The shelters are large, airy, and stationary. The sides are open on all four sides. The roof has an 11 foot high peak that allows the heat in the summer to rise and escape away from the chickens. We also installed fogger nozzles on the shelters to provide a cooling mist on those really hot days. In the early spring and late fall, if it is cold and windy, we close up one end and a side of the shelter to provide a windbreak.

The floor is a bedding pack of wood chips. When the wood chips become contaminated with manure, we rototill the manure into the bedding pack and bring up drier bedding. Periodically we also add more wood chips to keep the bedding dry. It solved our fly problem. The manure and wood chips in the lower layers of the bedding pack decompose into compost which we apply to our gardens.

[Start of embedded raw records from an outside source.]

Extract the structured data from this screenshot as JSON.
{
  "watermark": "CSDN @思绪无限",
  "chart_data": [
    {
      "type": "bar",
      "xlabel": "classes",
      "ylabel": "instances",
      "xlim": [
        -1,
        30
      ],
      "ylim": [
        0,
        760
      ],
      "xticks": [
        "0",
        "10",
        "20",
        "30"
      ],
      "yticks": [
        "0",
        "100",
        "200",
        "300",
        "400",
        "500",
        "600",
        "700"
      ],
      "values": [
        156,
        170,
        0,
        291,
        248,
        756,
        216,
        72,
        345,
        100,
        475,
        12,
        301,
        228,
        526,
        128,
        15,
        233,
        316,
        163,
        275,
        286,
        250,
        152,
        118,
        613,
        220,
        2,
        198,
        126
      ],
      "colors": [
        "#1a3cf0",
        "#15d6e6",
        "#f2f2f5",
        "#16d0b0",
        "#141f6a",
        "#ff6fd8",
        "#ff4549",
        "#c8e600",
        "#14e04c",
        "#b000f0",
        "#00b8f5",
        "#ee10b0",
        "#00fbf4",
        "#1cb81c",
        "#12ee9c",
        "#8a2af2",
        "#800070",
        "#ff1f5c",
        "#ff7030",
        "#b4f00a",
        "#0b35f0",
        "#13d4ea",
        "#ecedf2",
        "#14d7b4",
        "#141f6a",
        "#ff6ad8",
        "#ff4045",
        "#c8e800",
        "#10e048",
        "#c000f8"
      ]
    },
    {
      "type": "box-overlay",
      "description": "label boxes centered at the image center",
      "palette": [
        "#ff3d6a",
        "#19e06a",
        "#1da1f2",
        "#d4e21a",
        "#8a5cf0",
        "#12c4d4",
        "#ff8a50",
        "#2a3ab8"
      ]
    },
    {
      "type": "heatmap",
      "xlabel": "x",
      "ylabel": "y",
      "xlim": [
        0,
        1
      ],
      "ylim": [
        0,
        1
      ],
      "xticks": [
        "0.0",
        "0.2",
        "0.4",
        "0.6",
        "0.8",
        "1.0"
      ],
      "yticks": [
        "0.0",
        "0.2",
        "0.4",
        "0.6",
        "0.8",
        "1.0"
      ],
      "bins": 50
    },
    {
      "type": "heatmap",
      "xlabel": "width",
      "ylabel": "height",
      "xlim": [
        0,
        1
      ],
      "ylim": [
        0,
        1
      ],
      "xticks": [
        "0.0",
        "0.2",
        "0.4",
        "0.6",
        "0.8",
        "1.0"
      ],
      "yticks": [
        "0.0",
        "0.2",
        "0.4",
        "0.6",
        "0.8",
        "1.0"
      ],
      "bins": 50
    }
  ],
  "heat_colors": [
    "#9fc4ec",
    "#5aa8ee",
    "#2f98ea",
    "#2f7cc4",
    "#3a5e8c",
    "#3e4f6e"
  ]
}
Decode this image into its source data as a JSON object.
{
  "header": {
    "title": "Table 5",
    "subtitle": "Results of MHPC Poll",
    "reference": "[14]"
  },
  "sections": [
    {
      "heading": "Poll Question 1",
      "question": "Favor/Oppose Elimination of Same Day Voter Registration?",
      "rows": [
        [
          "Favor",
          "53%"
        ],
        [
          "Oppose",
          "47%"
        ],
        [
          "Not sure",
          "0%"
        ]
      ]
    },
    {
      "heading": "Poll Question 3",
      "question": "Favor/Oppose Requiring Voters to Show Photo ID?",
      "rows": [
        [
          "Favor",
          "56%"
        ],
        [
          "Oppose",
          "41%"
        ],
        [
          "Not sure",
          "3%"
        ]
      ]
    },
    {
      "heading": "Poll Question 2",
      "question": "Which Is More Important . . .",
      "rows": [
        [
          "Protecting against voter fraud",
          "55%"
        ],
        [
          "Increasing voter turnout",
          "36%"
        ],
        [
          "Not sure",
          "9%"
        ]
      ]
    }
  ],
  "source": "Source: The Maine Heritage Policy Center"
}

The feed and water are kept inside the shelters. Now, when the chickens wake up at 5:00am, they can have their breakfast right away. Then when the doors on the shelter are opened a little later in the morning, they are more ready to roam around and eat grass and look for bugs. The grass in the broiler pasture has been steadily improving in quality and is now the best pasture on the farm. We can see that difference in quality when we put the cows in that pasture. They always give more milk. The chickens now have access to a lot of fresh clean grass, even at the end of the summer.

The broiler chicken shelters in our current setup.

The broiler chickens on fresh, clean pasture.

We continue our quest to have the best, most humane, environmentally sensitive method of raising chickens that we can. At the same time, we also are continuing our quest to produce the most nutritious meats and eggs that we can for your health and ours.